The Luxury of Space at a Space Conference
I have noticed something strange about our industry:
We seem to measure conference success by the level of inconvenience it causes.
If the hallways are packed, the coffee queue stretches halfway across the venue, and you spend the day pushing through the crowds while two stages battle for acoustic supremacy, everyone leaves saying: Wow, that place was busy.
But if the venue is spacious, the hallways are wide, the lighting is pleasant (with proper sunlight), and you can actually hear the person standing next to you, people start wondering whether attendance was lower than expected.
Somewhere along the way, we started confusing claustrophobia with success.
SmallSat Europe was a great example of how things can be done right:
The event felt open, bright, and comfortable. There was carpet absorbing the noise. The audience used headphones to listen to talks and presentations.

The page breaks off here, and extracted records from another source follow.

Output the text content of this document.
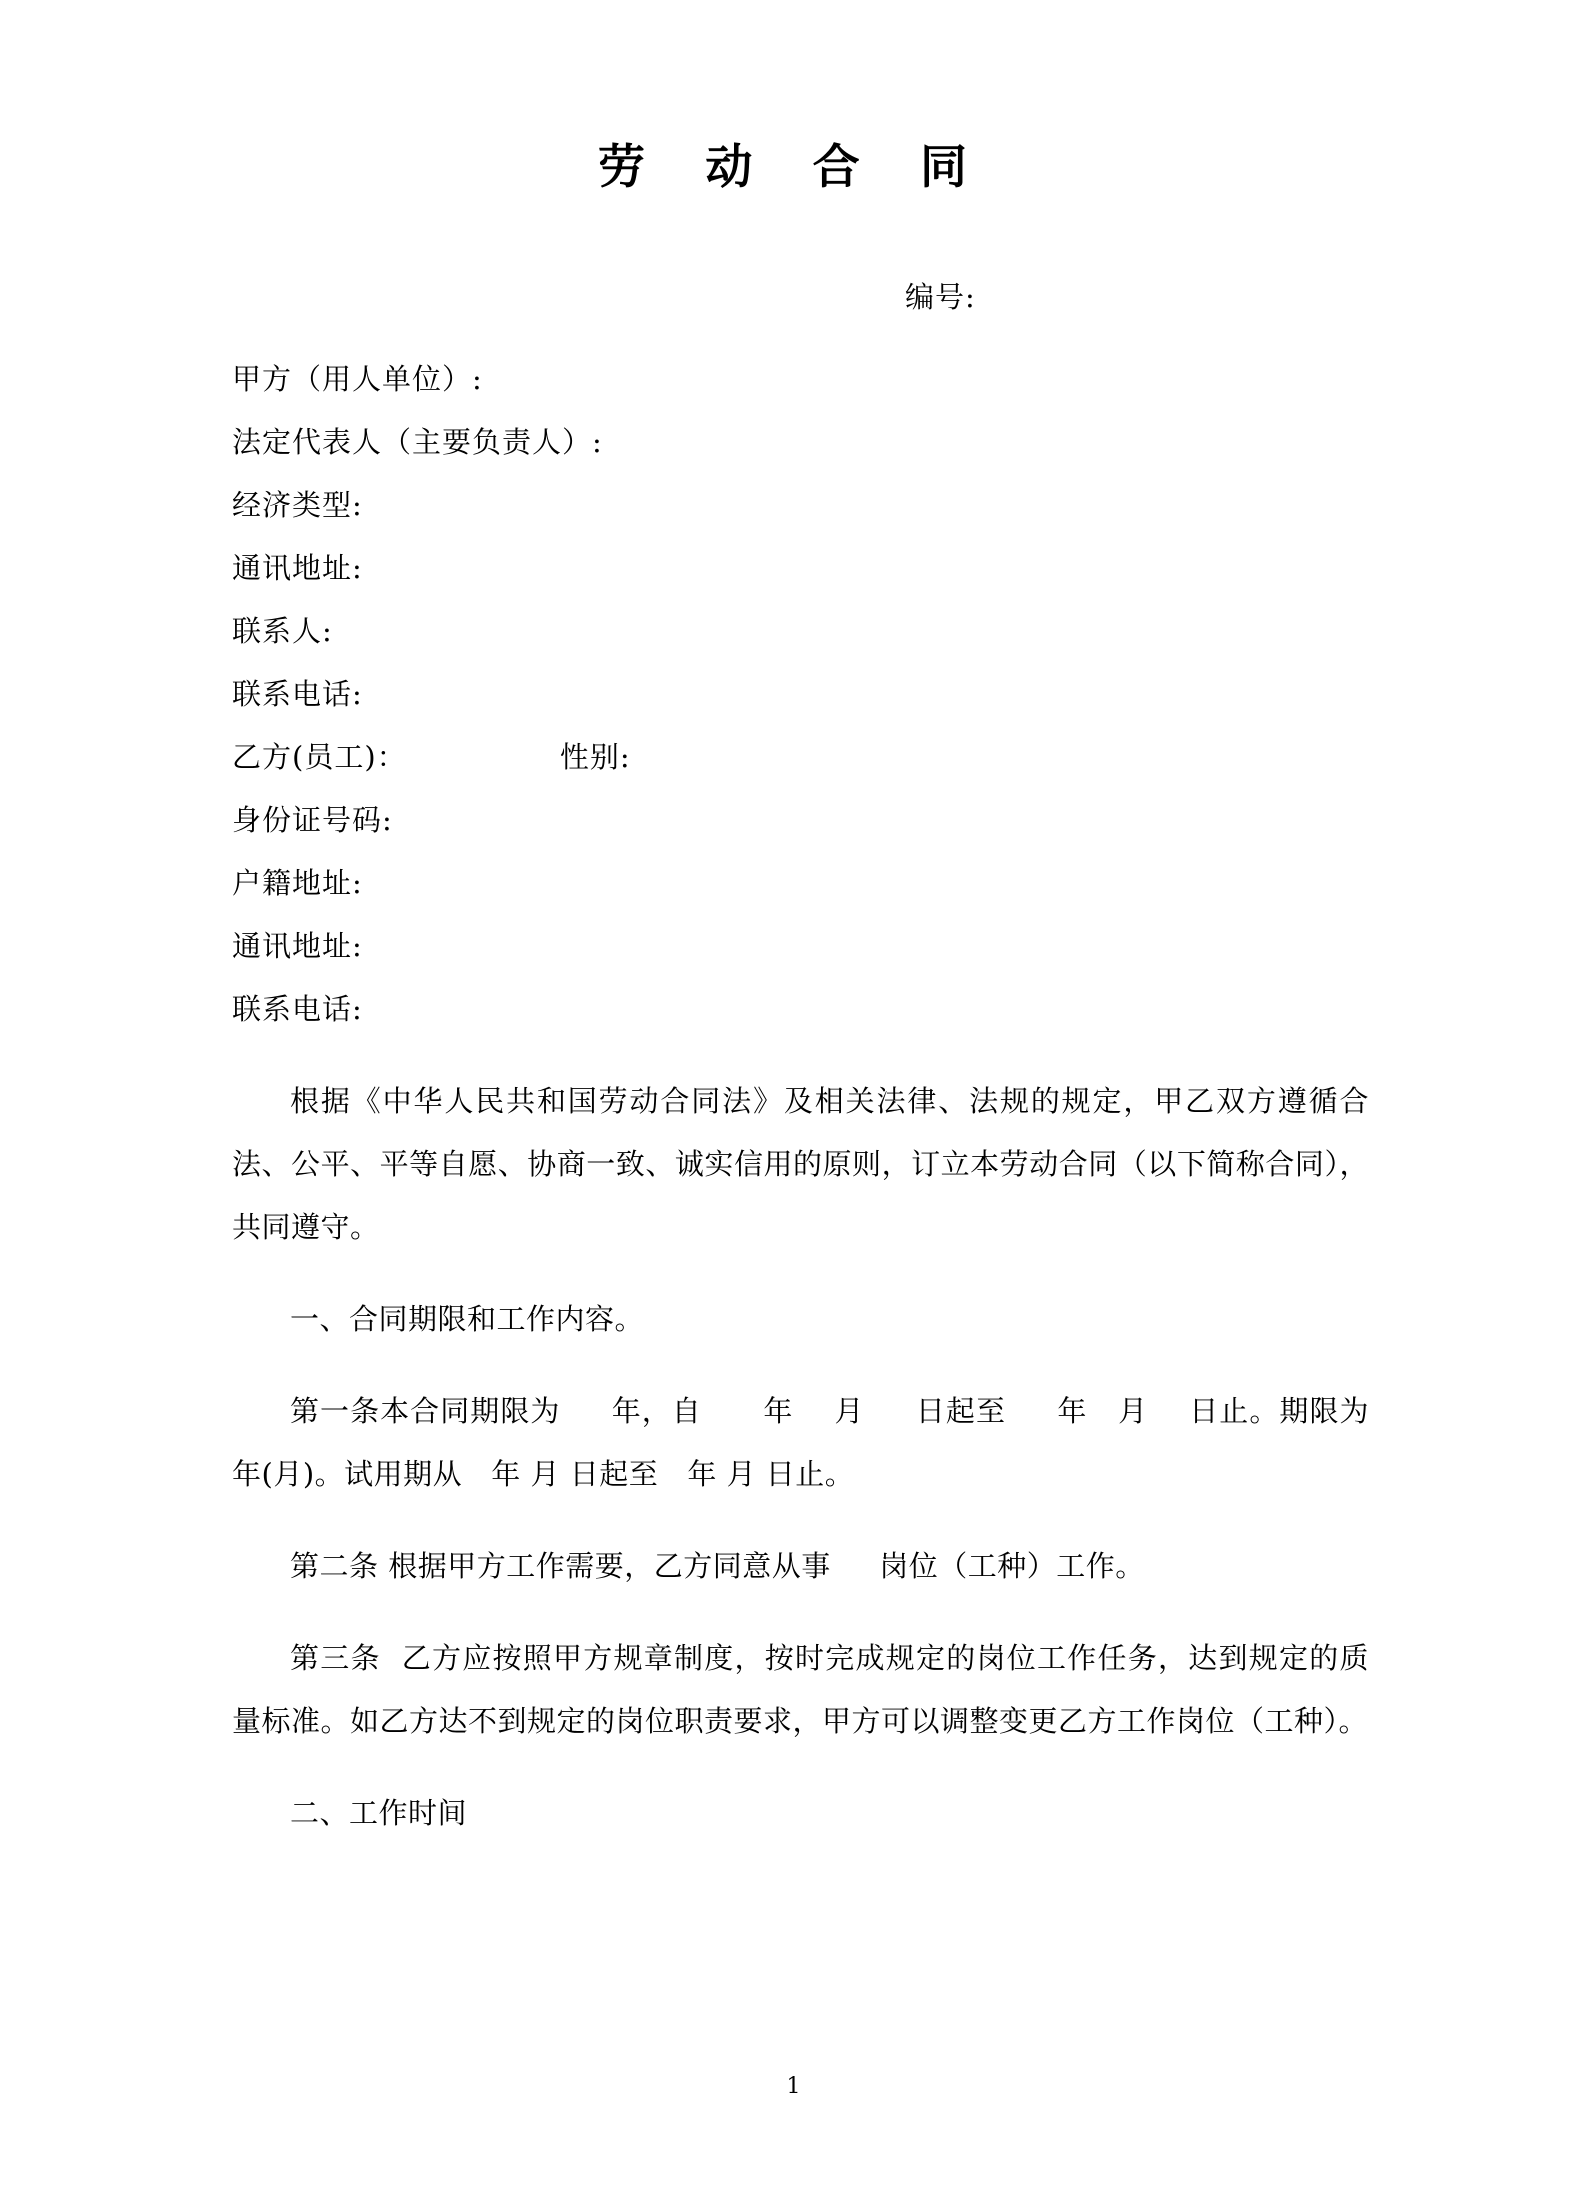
劳 动 合 同
编号:
甲方（用人单位）:
法定代表人（主要负责人）:
经济类型:
通讯地址:
联系人:
联系电话:
乙方(员工)：               性别:
身份证号码:
户籍地址:
通讯地址:
联系电话:

根据《中华人民共和国劳动合同法》及相关法律、法规的规定，甲乙双方遵循合法、公平、平等自愿、协商一致、诚实信用的原则，订立本劳动合同（以下简称合同），共同遵守。

一、合同期限和工作内容。

第一条本合同期限为     年，自      年    月     日起至     年   月    日止。期限为    年(月)。试用期从   年 月 日起至   年 月 日止。

第二条 根据甲方工作需要，乙方同意从事     岗位（工种）工作。

第三条  乙方应按照甲方规章制度，按时完成规定的岗位工作任务，达到规定的质量标准。如乙方达不到规定的岗位职责要求，甲方可以调整变更乙方工作岗位（工种）。

二、工作时间

1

And most importantly: You could walk from one side of the venue to the other without feeling like you were participating in a Kessler syndrome event.
And yet, people were everywhere.
I could barely cross the venue without stopping to talk to someone. Every break between my scheduled meetings turned into an ad-hoc meeting or seeing another familiar face.
Customers met suppliers. Startups meet investors. Companies met future partners. Old colleagues reconnected.
The place was busy.
It just was not busy in the sense that the gold standard is fitting as many people as possible into a venue using compression algorithms that would make WinRAR proud.
What SmallSat Europe gets right is that it fills a genuine gap in the European event calendar. There are plenty of conferences throughout the year, but surprisingly few major opportunities in spring to do some hardcore B2B or even B2G networking, and generate fresh leads before summer arrives.
The location certainly helps. Amsterdam is one of the easiest cities in Europe to reach, and the venue is only sixteen minutes by train from the airport. No complicated transfers, no layovers, no “my hotel is technically located in another country.”
You arrive, get your badge, and start meeting people.
A conference does not need competing speakers, endless queues, or “someone’s elbow in my stomach” situations to create value.
Or maybe we have become so accustomed to overcrowded venues that anything short of claustrophobia feels suspicious?
Room for improvement? Yes. I would ditch the “half-day” concept. And… as far as I know, the next edition should be full three days.
Will I come again? Sure. After all, the goal is not to count how many people you bump into.
The goal is to remember how many meaningful conversations you had.